By Rob Verkerk PhD, founder, executive & scientific director, Alliance for Natural Health International
You’ve heard news of a revolutionary frequency-based device that has a list of diseases it can supposedly remedy that would make Pfizer’s R&D team leader quiver. You’ve read dozens of testimonials and your head’s still spinning. Some were from cancer patients who were classified as terminally ill who’ve gone into ‘spontaneous remission’. Others came from people so ill they were permanently bed bound – until their frequency treatment got them walking again. Let’s also not forget the athletes who used it who developed superhuman powers.
Your critical mind tells you this could mean only one of two things. The testimonials are from intensely satisfied people who’d experienced what many might typically classify as a miracle. Or they’ve been fabricated by over-zealous marketeers keen to make a buck.
Any of this sound familiar?
This article is about helping you to make sense of this rapidly expanding sector of primarily electrically-powered frequency medicine devices. We won’t be dealing here with some of the non-technologically dependent modalities of frequency medicine, other than in passing. That includes everything from acupuncture, qigong, reiki and homeopathy, through to hands on healing, crystal therapy, and distance healing. This area of subtle energy medicine – as relevant as it is for many – we’ll leave for another article.
Diversity rules
This is one area where the phrase, “not all [in this case devices] are created equally”, is especially pertinent. It’s also an area where, in the case of some devices, it’s not possible to appraise either safety or benefits because there just aren’t enough technical data available to know what the devices are actually doing as they interact with the human body.
More than this, some devices falling under the amorphous banner of ‘frequency medicine devices’ have actually been found to cause harm. This has been most evident with electromagnetic field based devices used occupationally by physiotherapy operators on a daily basis and for extended periods of time.
Perhaps we shouldn’t be surprised about the potential for harm, given we now know categorically that some low intensity electromagnetic fields that deliver low to mid-range frequencies, such as those used in powerlines, wifi routers and mobile phones, can also do harm, especially to those who are electrohypersensitive.

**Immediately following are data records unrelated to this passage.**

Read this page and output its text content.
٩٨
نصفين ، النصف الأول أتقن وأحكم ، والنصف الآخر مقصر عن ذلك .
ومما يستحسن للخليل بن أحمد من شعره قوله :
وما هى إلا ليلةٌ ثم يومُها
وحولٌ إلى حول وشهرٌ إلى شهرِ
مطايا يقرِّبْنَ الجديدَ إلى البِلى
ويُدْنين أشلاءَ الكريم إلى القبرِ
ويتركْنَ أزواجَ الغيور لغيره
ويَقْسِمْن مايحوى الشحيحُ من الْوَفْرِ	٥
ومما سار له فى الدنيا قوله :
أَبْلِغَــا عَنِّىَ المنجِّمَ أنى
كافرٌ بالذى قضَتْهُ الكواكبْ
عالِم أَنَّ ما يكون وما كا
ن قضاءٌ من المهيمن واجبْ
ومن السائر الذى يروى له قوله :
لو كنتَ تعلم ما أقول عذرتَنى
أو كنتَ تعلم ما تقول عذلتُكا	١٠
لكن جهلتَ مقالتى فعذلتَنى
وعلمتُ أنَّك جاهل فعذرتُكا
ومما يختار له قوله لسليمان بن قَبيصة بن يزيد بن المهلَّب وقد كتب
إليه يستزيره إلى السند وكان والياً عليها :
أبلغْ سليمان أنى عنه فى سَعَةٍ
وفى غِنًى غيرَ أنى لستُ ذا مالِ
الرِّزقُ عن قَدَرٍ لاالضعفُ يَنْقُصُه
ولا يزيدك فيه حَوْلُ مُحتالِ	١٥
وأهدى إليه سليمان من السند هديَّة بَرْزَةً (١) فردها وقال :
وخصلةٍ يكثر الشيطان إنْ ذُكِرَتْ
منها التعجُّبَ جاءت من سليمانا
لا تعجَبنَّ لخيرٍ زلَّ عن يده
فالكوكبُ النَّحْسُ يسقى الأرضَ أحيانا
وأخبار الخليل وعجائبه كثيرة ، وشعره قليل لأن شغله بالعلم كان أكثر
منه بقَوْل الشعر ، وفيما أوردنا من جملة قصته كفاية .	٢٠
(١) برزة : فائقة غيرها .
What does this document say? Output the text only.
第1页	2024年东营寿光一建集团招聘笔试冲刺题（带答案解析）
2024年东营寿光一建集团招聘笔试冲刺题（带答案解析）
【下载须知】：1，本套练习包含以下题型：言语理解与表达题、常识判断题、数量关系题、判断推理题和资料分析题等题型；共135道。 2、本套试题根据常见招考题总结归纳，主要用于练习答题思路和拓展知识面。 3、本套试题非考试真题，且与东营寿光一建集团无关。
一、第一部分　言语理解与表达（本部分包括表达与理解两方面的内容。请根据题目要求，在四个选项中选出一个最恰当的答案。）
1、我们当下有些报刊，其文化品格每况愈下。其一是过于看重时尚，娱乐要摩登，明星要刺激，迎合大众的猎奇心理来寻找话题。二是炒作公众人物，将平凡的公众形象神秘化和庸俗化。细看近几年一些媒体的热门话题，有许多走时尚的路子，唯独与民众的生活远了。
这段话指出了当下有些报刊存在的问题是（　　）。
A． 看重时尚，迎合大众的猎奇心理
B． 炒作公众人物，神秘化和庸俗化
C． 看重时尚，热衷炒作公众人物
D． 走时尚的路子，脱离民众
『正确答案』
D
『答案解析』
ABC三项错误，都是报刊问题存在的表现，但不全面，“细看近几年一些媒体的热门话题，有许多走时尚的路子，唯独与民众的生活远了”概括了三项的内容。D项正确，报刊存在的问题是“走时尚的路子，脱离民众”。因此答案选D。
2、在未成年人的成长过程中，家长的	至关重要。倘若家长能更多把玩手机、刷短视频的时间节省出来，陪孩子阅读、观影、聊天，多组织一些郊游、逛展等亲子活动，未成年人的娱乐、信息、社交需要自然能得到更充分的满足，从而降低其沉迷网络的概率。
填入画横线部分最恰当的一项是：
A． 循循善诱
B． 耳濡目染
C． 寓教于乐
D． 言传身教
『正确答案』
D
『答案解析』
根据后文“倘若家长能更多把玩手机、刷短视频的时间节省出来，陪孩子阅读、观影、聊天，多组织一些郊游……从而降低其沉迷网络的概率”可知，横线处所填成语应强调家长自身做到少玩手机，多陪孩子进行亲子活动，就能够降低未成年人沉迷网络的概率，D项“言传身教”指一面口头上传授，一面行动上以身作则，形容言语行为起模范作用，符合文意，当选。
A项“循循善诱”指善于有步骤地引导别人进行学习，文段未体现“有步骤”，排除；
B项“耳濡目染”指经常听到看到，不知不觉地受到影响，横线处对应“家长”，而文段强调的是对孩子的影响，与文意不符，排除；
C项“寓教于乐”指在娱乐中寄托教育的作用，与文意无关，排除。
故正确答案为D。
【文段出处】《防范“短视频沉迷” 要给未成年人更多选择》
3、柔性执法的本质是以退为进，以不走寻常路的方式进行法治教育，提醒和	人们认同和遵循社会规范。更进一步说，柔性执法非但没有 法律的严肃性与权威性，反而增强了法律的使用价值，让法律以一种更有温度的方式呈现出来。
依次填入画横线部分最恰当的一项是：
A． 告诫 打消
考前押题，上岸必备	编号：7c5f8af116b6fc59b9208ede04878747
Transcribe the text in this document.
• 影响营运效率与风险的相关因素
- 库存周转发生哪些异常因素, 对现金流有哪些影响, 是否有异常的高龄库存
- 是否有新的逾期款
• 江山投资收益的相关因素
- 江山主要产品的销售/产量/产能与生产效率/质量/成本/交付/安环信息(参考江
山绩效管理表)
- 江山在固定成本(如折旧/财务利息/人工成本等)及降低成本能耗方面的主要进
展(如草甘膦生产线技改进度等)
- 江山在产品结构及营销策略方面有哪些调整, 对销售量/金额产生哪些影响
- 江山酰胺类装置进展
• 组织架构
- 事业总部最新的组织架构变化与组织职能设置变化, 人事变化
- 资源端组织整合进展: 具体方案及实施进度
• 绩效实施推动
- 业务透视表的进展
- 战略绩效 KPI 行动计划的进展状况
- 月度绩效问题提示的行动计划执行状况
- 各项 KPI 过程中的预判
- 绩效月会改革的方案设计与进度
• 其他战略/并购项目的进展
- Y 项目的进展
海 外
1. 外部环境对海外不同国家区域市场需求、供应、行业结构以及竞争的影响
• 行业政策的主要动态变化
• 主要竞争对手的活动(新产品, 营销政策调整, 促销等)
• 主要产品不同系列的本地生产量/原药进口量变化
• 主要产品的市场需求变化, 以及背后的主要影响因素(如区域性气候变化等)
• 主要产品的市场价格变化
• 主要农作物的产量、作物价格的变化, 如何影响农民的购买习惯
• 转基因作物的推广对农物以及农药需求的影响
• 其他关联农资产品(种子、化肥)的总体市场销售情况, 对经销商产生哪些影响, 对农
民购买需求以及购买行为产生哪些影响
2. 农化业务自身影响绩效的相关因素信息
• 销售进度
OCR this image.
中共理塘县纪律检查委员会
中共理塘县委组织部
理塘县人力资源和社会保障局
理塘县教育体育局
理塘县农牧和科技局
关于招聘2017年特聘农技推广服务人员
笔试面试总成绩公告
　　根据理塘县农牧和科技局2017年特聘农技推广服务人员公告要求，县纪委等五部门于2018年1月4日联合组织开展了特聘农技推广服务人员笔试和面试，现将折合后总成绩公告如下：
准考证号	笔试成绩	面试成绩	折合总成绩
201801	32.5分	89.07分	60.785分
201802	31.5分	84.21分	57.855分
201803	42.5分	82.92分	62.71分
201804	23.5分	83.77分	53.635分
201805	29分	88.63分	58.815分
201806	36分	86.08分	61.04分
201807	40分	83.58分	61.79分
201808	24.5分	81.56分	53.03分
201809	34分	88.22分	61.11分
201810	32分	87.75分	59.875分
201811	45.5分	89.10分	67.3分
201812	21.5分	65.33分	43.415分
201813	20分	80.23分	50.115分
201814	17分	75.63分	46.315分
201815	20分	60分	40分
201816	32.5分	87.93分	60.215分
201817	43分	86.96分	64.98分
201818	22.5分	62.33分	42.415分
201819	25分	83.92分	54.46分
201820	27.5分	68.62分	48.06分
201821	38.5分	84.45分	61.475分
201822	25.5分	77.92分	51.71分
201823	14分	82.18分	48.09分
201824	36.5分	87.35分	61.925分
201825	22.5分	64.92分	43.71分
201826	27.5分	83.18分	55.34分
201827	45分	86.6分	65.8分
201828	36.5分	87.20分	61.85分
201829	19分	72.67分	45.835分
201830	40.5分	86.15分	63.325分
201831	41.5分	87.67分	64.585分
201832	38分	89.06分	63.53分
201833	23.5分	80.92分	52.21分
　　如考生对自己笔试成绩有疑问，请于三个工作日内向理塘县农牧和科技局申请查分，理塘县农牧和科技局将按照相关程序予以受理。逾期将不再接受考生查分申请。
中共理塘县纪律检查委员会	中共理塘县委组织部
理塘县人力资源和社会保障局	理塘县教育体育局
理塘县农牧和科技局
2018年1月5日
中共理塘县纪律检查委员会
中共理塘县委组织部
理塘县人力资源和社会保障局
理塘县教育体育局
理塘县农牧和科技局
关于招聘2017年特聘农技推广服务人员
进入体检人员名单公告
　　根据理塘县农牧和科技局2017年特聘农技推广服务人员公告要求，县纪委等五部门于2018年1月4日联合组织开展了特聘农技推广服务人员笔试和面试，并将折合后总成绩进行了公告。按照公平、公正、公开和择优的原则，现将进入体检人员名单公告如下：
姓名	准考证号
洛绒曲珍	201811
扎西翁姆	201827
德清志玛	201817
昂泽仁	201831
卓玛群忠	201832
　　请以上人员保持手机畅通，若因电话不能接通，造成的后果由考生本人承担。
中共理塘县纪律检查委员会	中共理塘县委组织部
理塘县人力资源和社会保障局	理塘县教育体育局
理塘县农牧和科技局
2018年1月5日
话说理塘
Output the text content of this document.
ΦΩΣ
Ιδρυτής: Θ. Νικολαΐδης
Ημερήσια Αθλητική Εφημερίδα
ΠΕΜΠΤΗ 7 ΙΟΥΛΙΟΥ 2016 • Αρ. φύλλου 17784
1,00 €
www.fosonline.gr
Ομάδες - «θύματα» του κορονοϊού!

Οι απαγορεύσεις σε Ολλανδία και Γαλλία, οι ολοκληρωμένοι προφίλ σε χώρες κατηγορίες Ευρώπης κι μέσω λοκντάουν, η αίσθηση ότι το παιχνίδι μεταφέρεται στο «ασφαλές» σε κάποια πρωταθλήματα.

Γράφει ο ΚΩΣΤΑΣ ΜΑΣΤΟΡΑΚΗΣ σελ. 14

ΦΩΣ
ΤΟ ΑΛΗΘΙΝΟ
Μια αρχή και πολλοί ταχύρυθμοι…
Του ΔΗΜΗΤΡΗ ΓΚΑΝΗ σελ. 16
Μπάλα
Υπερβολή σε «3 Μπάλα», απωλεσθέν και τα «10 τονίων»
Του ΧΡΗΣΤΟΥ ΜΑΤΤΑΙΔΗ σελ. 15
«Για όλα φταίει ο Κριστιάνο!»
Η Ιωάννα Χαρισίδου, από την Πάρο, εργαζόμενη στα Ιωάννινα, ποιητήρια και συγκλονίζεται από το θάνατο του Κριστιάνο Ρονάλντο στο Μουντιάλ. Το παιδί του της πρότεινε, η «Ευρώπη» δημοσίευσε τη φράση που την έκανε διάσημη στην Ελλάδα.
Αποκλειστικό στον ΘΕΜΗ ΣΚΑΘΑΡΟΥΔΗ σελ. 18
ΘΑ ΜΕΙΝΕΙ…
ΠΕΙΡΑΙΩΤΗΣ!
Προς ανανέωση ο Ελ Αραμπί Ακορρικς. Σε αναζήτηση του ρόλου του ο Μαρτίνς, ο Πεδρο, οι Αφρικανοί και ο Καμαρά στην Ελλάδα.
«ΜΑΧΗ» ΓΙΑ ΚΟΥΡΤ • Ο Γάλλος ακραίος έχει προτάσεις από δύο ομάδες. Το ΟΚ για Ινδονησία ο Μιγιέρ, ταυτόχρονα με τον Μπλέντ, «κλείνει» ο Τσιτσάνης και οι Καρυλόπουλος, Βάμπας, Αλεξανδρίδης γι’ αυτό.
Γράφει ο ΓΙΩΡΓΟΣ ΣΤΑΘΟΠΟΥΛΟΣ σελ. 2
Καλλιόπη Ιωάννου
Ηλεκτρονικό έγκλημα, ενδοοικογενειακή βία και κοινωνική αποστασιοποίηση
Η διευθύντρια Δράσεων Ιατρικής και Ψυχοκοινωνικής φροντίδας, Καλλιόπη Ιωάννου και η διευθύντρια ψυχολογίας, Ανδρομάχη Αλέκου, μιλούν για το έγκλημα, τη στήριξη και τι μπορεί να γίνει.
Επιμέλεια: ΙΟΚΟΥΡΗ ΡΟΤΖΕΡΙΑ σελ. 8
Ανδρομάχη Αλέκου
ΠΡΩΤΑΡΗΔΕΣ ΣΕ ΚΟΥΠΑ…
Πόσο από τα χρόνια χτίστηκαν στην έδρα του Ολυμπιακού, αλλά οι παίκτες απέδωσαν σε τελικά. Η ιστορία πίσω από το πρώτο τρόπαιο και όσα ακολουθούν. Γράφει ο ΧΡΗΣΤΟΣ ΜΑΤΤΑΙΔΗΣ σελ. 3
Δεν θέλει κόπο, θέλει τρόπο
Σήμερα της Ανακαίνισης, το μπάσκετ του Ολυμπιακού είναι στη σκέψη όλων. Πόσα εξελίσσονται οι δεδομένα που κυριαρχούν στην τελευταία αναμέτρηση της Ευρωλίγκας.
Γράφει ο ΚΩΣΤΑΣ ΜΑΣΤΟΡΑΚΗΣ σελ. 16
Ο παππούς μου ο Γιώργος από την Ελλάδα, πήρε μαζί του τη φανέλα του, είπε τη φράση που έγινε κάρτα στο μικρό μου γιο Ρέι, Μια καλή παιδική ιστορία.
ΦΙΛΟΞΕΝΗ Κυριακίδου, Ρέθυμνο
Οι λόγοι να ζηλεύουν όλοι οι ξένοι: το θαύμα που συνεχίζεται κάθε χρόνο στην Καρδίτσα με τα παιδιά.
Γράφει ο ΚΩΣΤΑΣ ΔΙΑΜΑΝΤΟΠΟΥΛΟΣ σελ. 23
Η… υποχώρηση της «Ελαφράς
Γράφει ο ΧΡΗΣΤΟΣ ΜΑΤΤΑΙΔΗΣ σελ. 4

This article, which follows Part 1 that aimed to show why electromagnetism and resultant frequencies are inexorably linked to life and health, has been written to help demystify the rapidly emerging field of frequency-based devices, as used for assessing aspects of health, or for treating the body, either in healthy people or those with a specific condition.
We also aim to give you the categories of information that we think should be available to anyone who consents to use such a device of this type, in accordance with one of the most important and fundamental principles of medical ethics, namely informed consent. This requires that users of devices are provided with information on the potential risks and benefits of the intervention, before they use it. If a practitioner is involved, properly informed consent also requires that the user is informed of possible alternative interventions so he or she can exercise the freedom to choose.